Minos se saisit d'un des ouvrages présents sur le chevet. « L'alchimiste » de Paulo Coelho. Il jurait que Rune lui lisait cette histoire pendant que lui-même se remettait de son épreuve.

Il y a toujours dans le monde une personne qui attend l'autre, au milieu d'un désert ou au milieu des grandes villes… lut Minos. Rune, je ne te l'ai jamais dit, mais dans chacune de mes vies humaines, j'ai toujours senti qu'il me manquait quelque chose, jusqu'à ce que le Seigneur Hadès nous rappelle et que je te retrouve. Et seulement ainsi, je me sentais complet.

A mesure de sa lecture, Minos ne cessait de caresser les chevaux blanc de son amour.

La crainte de la souffrance est pire que la souffrance elle-même… je n'ai pas peur de souffrir, encore moins de mourir au nom d'Hadès, mais l'idée que toi tu sois impliqué dans tout ça me provoque un véritable supplice dans la poitrine. Je sais que cela va à l'encontre de notre devoir, mais si tu pouvais rester à l'abri pendant la guerre sainte, si j'avais la possibilité de te sauver, je le ferais.

Les bras passèrent autour de la taille du plus jeune. Son buste contre celui de Minos, Rune se laissait faire telle une poupée de chiffon.

Je t'aime parce que tout l'univers a conspiré à me faire arriver jusqu'à toi… ça, je ne peux qu'être d'accord. Je t'aime Rune, dit-il en embrassant la tempe de l'homme contre lui. S'il-te-plait, tu dois te reprendre pour moi.

Soudain, Minos sentit une main se poser sur la sienne.

– Moi aussi, dit très doucement Rune, d'une voix à peine audible. Je… vous aime, Seigneur Minos.

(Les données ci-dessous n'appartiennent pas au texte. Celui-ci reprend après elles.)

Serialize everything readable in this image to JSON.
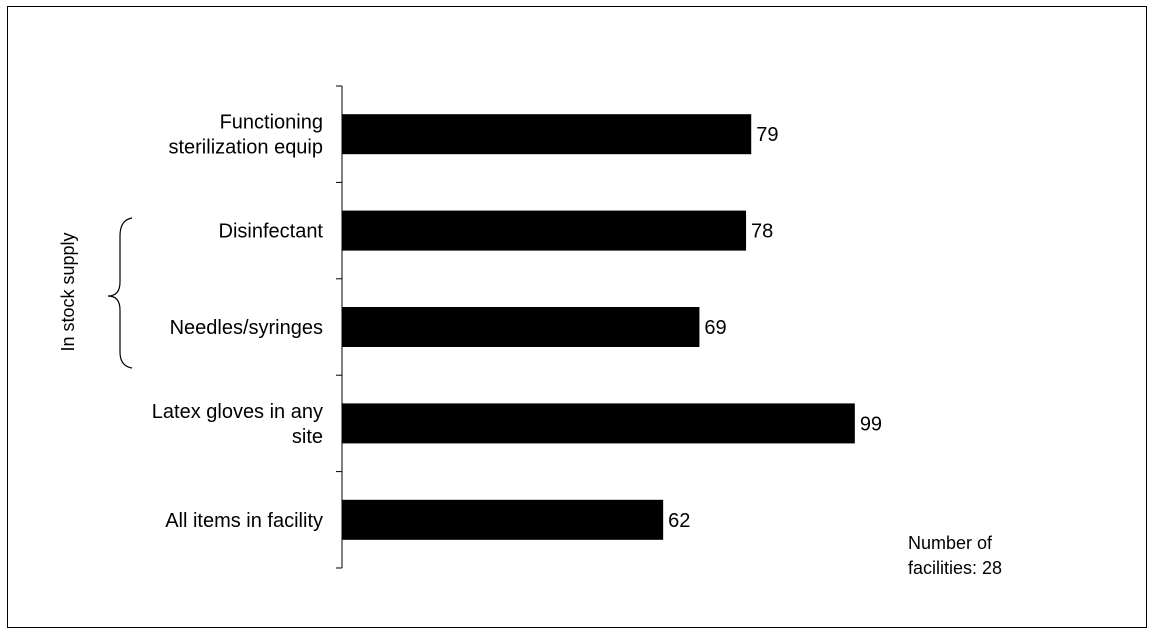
{
  "chart_data": {
    "type": "bar",
    "orientation": "horizontal",
    "categories": [
      [
        "Functioning",
        "sterilization equip"
      ],
      [
        "Disinfectant"
      ],
      [
        "Needles/syringes"
      ],
      [
        "Latex gloves in any",
        "site"
      ],
      [
        "All items in facility"
      ]
    ],
    "values": [
      79,
      78,
      69,
      99,
      62
    ],
    "data_labels": [
      "79",
      "78",
      "69",
      "99",
      "62"
    ],
    "group_label": "In stock supply",
    "note": [
      "Number of",
      "facilities: 28"
    ],
    "bar_color": "#000000",
    "xlim": [
      0,
      100
    ],
    "grid": false
  }
}
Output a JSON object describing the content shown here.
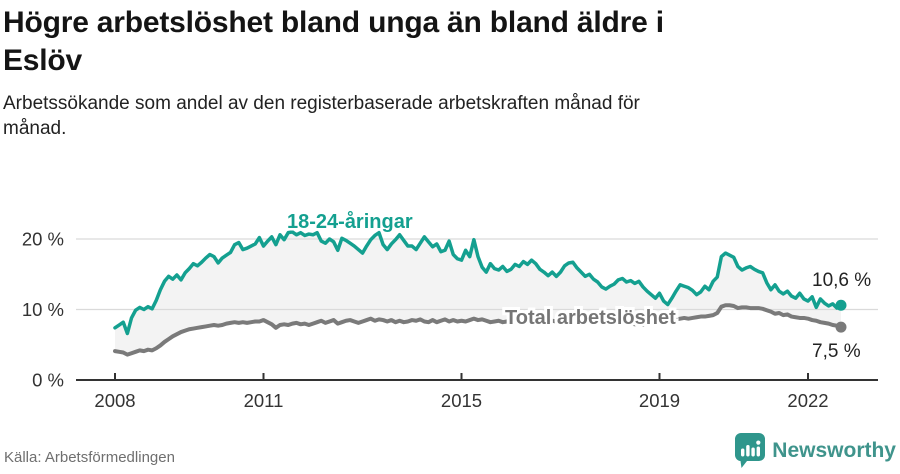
{
  "header": {
    "title": "Högre arbetslöshet bland unga än bland äldre i\nEslöv",
    "subtitle": "Arbetssökande som andel av den registerbaserade arbetskraften månad för\nmånad."
  },
  "footer": {
    "source": "Källa: Arbetsförmedlingen",
    "brand": "Newsworthy"
  },
  "chart_data": {
    "type": "line",
    "title": "Högre arbetslöshet bland unga än bland äldre i Eslöv",
    "subtitle": "Arbetssökande som andel av den registerbaserade arbetskraften månad för månad",
    "x_unit": "month",
    "x_start": "2008-01",
    "x_end": "2022-09",
    "x_tick_years": [
      2008,
      2011,
      2015,
      2019,
      2022
    ],
    "y_ticks": [
      {
        "value": 0,
        "label": "0 %"
      },
      {
        "value": 10,
        "label": "10 %"
      },
      {
        "value": 20,
        "label": "20 %"
      }
    ],
    "ylim": [
      0,
      23
    ],
    "grid": true,
    "legend": "inline-labels",
    "band_fill_between_series": true,
    "colors": {
      "youth": "#14a090",
      "total": "#7a7a7a",
      "band": "#f3f3f3",
      "grid": "#dadada",
      "axis": "#333333",
      "tick_text": "#333333",
      "value_label": "#222222",
      "total_label": "#757575"
    },
    "series": [
      {
        "id": "youth",
        "name": "18-24-åringar",
        "color": "#14a090",
        "end_label": "10,6 %",
        "last_value": 10.6,
        "values": [
          7.4,
          7.8,
          8.2,
          6.6,
          8.8,
          9.9,
          10.3,
          10.0,
          10.4,
          10.1,
          11.3,
          12.8,
          14.0,
          14.7,
          14.3,
          14.9,
          14.2,
          15.2,
          15.8,
          16.5,
          16.2,
          16.7,
          17.3,
          17.8,
          17.5,
          16.6,
          17.3,
          17.7,
          18.1,
          19.2,
          19.5,
          18.5,
          18.7,
          19.0,
          19.3,
          20.2,
          19.0,
          19.7,
          20.3,
          19.2,
          20.6,
          19.9,
          20.9,
          21.0,
          20.6,
          20.9,
          20.5,
          20.7,
          20.6,
          20.9,
          19.7,
          19.4,
          20.0,
          19.6,
          18.4,
          20.1,
          19.8,
          19.4,
          19.0,
          18.5,
          18.0,
          19.0,
          19.9,
          20.5,
          20.9,
          19.2,
          18.5,
          19.3,
          19.9,
          20.6,
          19.8,
          19.0,
          19.0,
          18.5,
          19.4,
          20.3,
          19.6,
          18.9,
          19.3,
          18.2,
          18.4,
          19.7,
          17.8,
          17.2,
          17.0,
          18.4,
          17.5,
          19.9,
          17.5,
          16.0,
          15.3,
          16.5,
          15.8,
          15.6,
          16.1,
          15.4,
          15.7,
          16.4,
          16.1,
          16.8,
          16.4,
          17.0,
          16.5,
          15.7,
          15.3,
          14.8,
          15.3,
          14.7,
          15.3,
          16.2,
          16.6,
          16.7,
          15.9,
          15.3,
          14.7,
          15.0,
          14.3,
          13.9,
          13.2,
          12.9,
          13.3,
          13.6,
          14.2,
          14.4,
          13.9,
          14.1,
          13.7,
          14.0,
          13.2,
          12.6,
          12.1,
          11.6,
          12.3,
          11.2,
          10.7,
          11.6,
          12.6,
          13.5,
          13.3,
          13.1,
          12.7,
          12.1,
          12.5,
          13.3,
          12.8,
          14.0,
          14.6,
          17.5,
          18.0,
          17.7,
          17.4,
          16.1,
          15.6,
          15.9,
          16.1,
          15.7,
          15.4,
          15.2,
          13.8,
          12.8,
          13.5,
          12.6,
          12.2,
          12.6,
          11.9,
          11.6,
          12.3,
          11.5,
          11.2,
          11.8,
          10.3,
          11.5,
          10.9,
          10.5,
          10.8,
          10.2,
          10.6
        ]
      },
      {
        "id": "total",
        "name": "Total arbetslöshet",
        "color": "#7a7a7a",
        "end_label": "7,5 %",
        "last_value": 7.5,
        "values": [
          4.1,
          4.0,
          3.9,
          3.6,
          3.8,
          4.0,
          4.2,
          4.1,
          4.3,
          4.2,
          4.5,
          4.9,
          5.4,
          5.8,
          6.2,
          6.5,
          6.8,
          7.0,
          7.2,
          7.3,
          7.4,
          7.5,
          7.6,
          7.7,
          7.8,
          7.7,
          7.8,
          8.0,
          8.1,
          8.2,
          8.1,
          8.2,
          8.1,
          8.2,
          8.3,
          8.3,
          8.5,
          8.2,
          7.9,
          7.4,
          7.8,
          7.9,
          7.8,
          8.0,
          8.1,
          7.9,
          8.0,
          7.8,
          8.0,
          8.2,
          8.4,
          8.1,
          8.3,
          8.5,
          8.0,
          8.2,
          8.4,
          8.5,
          8.3,
          8.1,
          8.3,
          8.5,
          8.7,
          8.4,
          8.6,
          8.5,
          8.3,
          8.5,
          8.2,
          8.4,
          8.2,
          8.3,
          8.5,
          8.4,
          8.6,
          8.3,
          8.2,
          8.5,
          8.2,
          8.4,
          8.6,
          8.3,
          8.5,
          8.3,
          8.4,
          8.3,
          8.5,
          8.7,
          8.5,
          8.6,
          8.4,
          8.2,
          8.3,
          8.4,
          8.2,
          8.3,
          8.4,
          8.2,
          8.3,
          8.5,
          8.3,
          8.4,
          8.2,
          8.1,
          8.3,
          8.2,
          8.4,
          8.3,
          8.5,
          8.6,
          8.4,
          8.5,
          8.3,
          8.4,
          8.2,
          8.3,
          8.1,
          8.2,
          8.0,
          8.1,
          8.2,
          8.3,
          8.1,
          8.2,
          8.0,
          8.1,
          7.9,
          8.0,
          7.8,
          7.9,
          8.0,
          8.1,
          8.3,
          8.2,
          8.4,
          8.5,
          8.6,
          8.7,
          8.8,
          8.7,
          8.8,
          8.9,
          9.0,
          9.0,
          9.1,
          9.2,
          9.5,
          10.4,
          10.6,
          10.6,
          10.5,
          10.2,
          10.3,
          10.3,
          10.2,
          10.2,
          10.2,
          10.1,
          9.9,
          9.7,
          9.4,
          9.5,
          9.2,
          9.3,
          9.0,
          8.9,
          8.8,
          8.8,
          8.7,
          8.5,
          8.4,
          8.2,
          8.1,
          8.0,
          7.8,
          7.7,
          7.5
        ]
      }
    ]
  }
}
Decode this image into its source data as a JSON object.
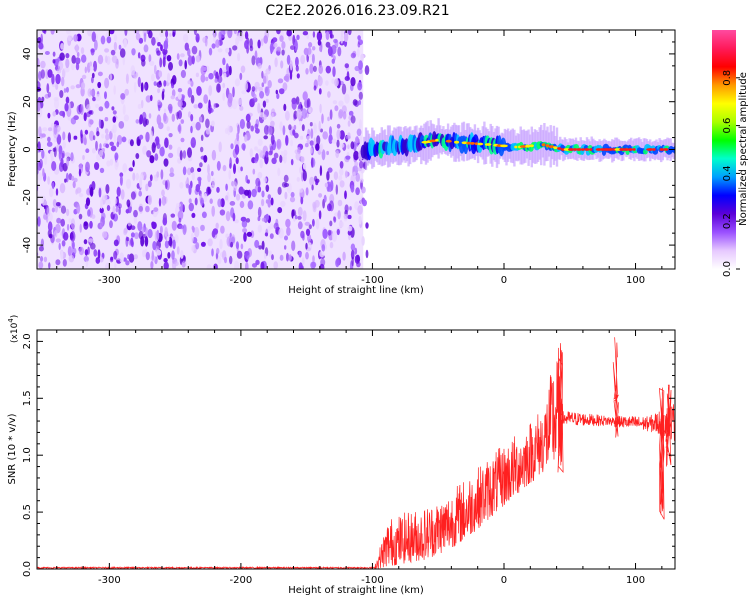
{
  "title": "C2E2.2026.016.23.09.R21",
  "chart_data": [
    {
      "type": "heatmap",
      "name": "spectrogram",
      "xlabel": "Height of straight line (km)",
      "ylabel": "Frequency (Hz)",
      "xlim": [
        -355,
        130
      ],
      "ylim": [
        -50,
        50
      ],
      "xticks": [
        -300,
        -200,
        -100,
        0,
        100
      ],
      "yticks": [
        -40,
        -20,
        0,
        20,
        40
      ],
      "noise_region_x": [
        -355,
        -107
      ],
      "signal_start_x": -107,
      "signal_center_freq": [
        {
          "x": -107,
          "f": 0
        },
        {
          "x": -90,
          "f": 1
        },
        {
          "x": -70,
          "f": 2
        },
        {
          "x": -50,
          "f": 4
        },
        {
          "x": -35,
          "f": 3
        },
        {
          "x": -10,
          "f": 2
        },
        {
          "x": 10,
          "f": 1
        },
        {
          "x": 30,
          "f": 2
        },
        {
          "x": 45,
          "f": 0
        },
        {
          "x": 80,
          "f": 0
        },
        {
          "x": 110,
          "f": 0
        },
        {
          "x": 130,
          "f": 0
        }
      ],
      "colorbar": {
        "label": "Normalized spectral amplitude",
        "range": [
          0,
          1
        ],
        "ticks": [
          "0.0",
          "0.2",
          "0.4",
          "0.6",
          "0.8"
        ],
        "tick_values": [
          0,
          0.2,
          0.4,
          0.6,
          0.8
        ],
        "colors": [
          "#ffffff",
          "#e6c8ff",
          "#9a50ff",
          "#5b00d8",
          "#0000ff",
          "#00a0ff",
          "#00ffcc",
          "#00ff00",
          "#aaff00",
          "#ffff00",
          "#ff9900",
          "#ff0000",
          "#ff1a5a",
          "#ff4aa0"
        ]
      }
    },
    {
      "type": "line",
      "name": "snr",
      "xlabel": "Height of straight line (km)",
      "ylabel": "SNR (10 * v/v)",
      "scale_note_base": "(x10",
      "scale_note_exp": "4",
      "scale_note_close": ")",
      "xlim": [
        -355,
        130
      ],
      "ylim": [
        0,
        2.1
      ],
      "xticks": [
        -300,
        -200,
        -100,
        0,
        100
      ],
      "yticks": [
        0,
        0.5,
        1.0,
        1.5,
        2.0
      ],
      "ytick_labels": [
        "0.0",
        "0.5",
        "1.0",
        "1.5",
        "2.0"
      ],
      "color": "#ff2020",
      "envelope": [
        {
          "x": -355,
          "lo": 0.0,
          "hi": 0.02
        },
        {
          "x": -110,
          "lo": 0.0,
          "hi": 0.02
        },
        {
          "x": -98,
          "lo": 0.0,
          "hi": 0.05
        },
        {
          "x": -88,
          "lo": 0.02,
          "hi": 0.45
        },
        {
          "x": -75,
          "lo": 0.05,
          "hi": 0.5
        },
        {
          "x": -60,
          "lo": 0.08,
          "hi": 0.55
        },
        {
          "x": -45,
          "lo": 0.15,
          "hi": 0.65
        },
        {
          "x": -30,
          "lo": 0.25,
          "hi": 0.8
        },
        {
          "x": -15,
          "lo": 0.4,
          "hi": 0.95
        },
        {
          "x": 0,
          "lo": 0.55,
          "hi": 1.1
        },
        {
          "x": 15,
          "lo": 0.7,
          "hi": 1.25
        },
        {
          "x": 30,
          "lo": 0.85,
          "hi": 1.45
        },
        {
          "x": 40,
          "lo": 0.9,
          "hi": 1.95
        },
        {
          "x": 45,
          "lo": 1.25,
          "hi": 1.4
        },
        {
          "x": 80,
          "lo": 1.25,
          "hi": 1.35
        },
        {
          "x": 110,
          "lo": 1.2,
          "hi": 1.35
        },
        {
          "x": 130,
          "lo": 1.1,
          "hi": 1.5
        }
      ],
      "spikes": [
        {
          "x": 43,
          "lo": 0.8,
          "hi": 2.0
        },
        {
          "x": 85,
          "lo": 1.15,
          "hi": 2.05
        },
        {
          "x": 120,
          "lo": 0.42,
          "hi": 1.6
        },
        {
          "x": 125,
          "lo": 0.9,
          "hi": 1.65
        }
      ]
    }
  ]
}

– Rune, s'exclama Minos, ça va ?

– Oui, sourit péniblement le procureur. Encore un peu secoué mais ça va. A vrai dire, je suis content.

– Tu es content d'être apte juger les âmes, c'est ça ?

– Non, je suis content de m'être purifié. C'est comme si je renaissais. Je me sens plus digne de vous, mon Seigneur.

– Arrête de dire n'importe quoi ! Si tu n'étais pas si affaibli, je te chatouillerais impitoyablement pour ça. Personne n'a jamais été plus digne que toi d'être à mes côtés.

Ses lèvres ne cessaient d'embrasser le visage du Balrog.

– Je t'aime Rune. Bon retour parmi nous, dit Minos en serrant cette fois fortement son amour contre lui, remis de sa rédemption, blanchi à l'instar de sa longue chevelure immaculée.